Let $G$ be a biconnected and non-bipartite graph. I can simulate a random walk on this graph with a markov chain. The stochastic matrix is $M = AD^{-1}$, where $A$ is the adjacency matrix of $G$ and $D$ is a diagonal matrix with $D_{ii} = degree(i)$.
Because $G$ is connected and non-bipartite there is a unique stationary distribution $\pi$ so that
$$\|\pi - M^i p\|_2 \le c (1-\lambda)^i $$
where $\lambda$ is the difference between the first and second eigenvalue of $A$, called spectral gap. So there is a lower bound to the rate of convergence towards the stationary distribution, depending on the spectral gap.
I can modify the graph, so that there is a single sink node, that once entered can never be left. This graph $G'$ is no longer undirected. I get an absorbing markov chain where one state is absorbing and all other states are transient. There still is a unique stationary distribution $\pi'$, where the probability of being in at sink node is 1.
So my question is, can I get similar bound to the rate of convergence of the absorbing markov process, based on the spectral gap of $G$?
By the way the expression you have with $1-\lambda $ involving the spectral gap, is just the second largest eigenvalue of the transition matrix.

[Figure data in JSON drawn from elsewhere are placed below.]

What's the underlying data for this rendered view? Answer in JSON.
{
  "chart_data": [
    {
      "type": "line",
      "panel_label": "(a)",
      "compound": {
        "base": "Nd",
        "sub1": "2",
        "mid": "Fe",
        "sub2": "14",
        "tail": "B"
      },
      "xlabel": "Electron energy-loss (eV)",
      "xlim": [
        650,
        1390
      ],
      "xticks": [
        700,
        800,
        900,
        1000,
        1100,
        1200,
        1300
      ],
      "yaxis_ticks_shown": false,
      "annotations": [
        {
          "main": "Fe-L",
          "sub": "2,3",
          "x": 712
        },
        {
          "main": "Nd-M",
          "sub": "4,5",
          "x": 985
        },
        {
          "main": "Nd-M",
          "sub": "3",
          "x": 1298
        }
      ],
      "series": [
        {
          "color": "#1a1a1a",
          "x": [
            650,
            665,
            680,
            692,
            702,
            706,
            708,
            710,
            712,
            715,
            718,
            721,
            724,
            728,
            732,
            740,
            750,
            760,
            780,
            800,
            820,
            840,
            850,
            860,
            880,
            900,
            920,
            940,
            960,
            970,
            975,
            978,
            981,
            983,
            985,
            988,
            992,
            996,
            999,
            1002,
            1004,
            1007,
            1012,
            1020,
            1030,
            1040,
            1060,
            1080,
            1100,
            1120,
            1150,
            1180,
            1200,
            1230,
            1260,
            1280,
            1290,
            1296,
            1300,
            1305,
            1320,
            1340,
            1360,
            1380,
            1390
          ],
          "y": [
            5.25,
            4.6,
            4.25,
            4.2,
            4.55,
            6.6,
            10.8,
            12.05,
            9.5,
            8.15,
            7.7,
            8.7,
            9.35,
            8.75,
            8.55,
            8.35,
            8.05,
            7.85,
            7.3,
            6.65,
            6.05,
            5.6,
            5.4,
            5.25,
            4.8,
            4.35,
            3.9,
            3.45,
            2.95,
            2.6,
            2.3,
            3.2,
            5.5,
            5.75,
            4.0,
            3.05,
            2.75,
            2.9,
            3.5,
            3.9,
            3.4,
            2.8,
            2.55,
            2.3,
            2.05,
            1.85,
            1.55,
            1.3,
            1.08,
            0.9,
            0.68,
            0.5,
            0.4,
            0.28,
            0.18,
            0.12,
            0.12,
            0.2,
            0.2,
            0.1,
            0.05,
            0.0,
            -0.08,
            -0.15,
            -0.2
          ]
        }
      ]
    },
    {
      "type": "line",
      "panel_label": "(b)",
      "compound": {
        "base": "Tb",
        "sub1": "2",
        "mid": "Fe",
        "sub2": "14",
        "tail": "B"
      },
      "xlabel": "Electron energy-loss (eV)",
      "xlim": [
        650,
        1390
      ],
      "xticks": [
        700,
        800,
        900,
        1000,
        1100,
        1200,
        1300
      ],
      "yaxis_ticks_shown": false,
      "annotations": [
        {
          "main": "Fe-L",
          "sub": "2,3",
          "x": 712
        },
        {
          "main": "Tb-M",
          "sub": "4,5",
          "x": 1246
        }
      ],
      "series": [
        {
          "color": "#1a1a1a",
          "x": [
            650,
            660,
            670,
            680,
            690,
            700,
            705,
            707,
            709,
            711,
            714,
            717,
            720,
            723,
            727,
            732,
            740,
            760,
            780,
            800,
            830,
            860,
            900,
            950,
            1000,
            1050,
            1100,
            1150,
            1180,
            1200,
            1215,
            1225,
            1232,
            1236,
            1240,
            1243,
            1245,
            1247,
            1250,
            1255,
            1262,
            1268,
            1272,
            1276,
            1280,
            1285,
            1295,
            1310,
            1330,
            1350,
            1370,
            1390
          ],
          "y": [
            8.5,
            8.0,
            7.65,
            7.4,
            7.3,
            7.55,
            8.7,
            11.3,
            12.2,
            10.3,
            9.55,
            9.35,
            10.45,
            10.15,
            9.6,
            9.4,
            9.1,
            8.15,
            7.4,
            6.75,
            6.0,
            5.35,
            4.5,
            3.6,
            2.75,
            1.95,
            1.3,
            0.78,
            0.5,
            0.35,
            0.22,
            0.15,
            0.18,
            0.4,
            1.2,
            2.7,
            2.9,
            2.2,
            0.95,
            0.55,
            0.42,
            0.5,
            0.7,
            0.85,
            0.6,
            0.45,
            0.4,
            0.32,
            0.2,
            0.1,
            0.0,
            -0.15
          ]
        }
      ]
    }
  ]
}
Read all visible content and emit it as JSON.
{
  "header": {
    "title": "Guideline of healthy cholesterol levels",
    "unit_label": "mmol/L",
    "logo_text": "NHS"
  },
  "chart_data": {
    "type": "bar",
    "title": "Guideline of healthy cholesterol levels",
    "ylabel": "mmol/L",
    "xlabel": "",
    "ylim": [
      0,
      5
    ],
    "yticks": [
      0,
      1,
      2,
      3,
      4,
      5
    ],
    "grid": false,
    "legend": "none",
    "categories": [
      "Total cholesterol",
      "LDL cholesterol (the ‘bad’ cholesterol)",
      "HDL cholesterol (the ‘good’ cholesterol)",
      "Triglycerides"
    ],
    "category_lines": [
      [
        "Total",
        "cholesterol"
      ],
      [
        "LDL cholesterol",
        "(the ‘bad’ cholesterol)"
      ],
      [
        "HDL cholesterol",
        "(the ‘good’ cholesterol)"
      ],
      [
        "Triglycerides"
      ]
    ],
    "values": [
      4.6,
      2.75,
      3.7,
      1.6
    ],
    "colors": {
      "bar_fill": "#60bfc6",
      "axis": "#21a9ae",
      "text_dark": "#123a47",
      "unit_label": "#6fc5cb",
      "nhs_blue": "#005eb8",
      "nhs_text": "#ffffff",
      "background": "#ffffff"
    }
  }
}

In the case where each node has an edge to the absorbing node the rate of decay will change to $N/(N+1)$ where N is the total number of nodes in the original graph. You can see this by observing that the original eigenvectors of the original transition matrix will still work if we augment them with a zero in the last position. However since the submatrix corresponding to staying within the original grasps nodes must get scaled down in size by the factor involving the degree so will the eigenvalues, so the old steady state eigenvector which had eigenvalue 1, now has the eigenvalue I wrote above.
In the case where the number of edges to the absorbing state is much smaller than the size of the graph I think you could make a quasi steady state approximation. Assume that within the original graph things are distributed according to the old stationary distribution. Say there is just one node , say labeled $i$, with an edge to the absorbing node. Then on average if you start in the original graph your probability of moving to the absorbing state in a given turn will be $\pi_i/(D_i + 1)$ where $D_i $ is the original degree of node i. So the probability of staying in the subgraph is 1 minus the above, and that should in the limit of the subgraph being large approximate your decay rate.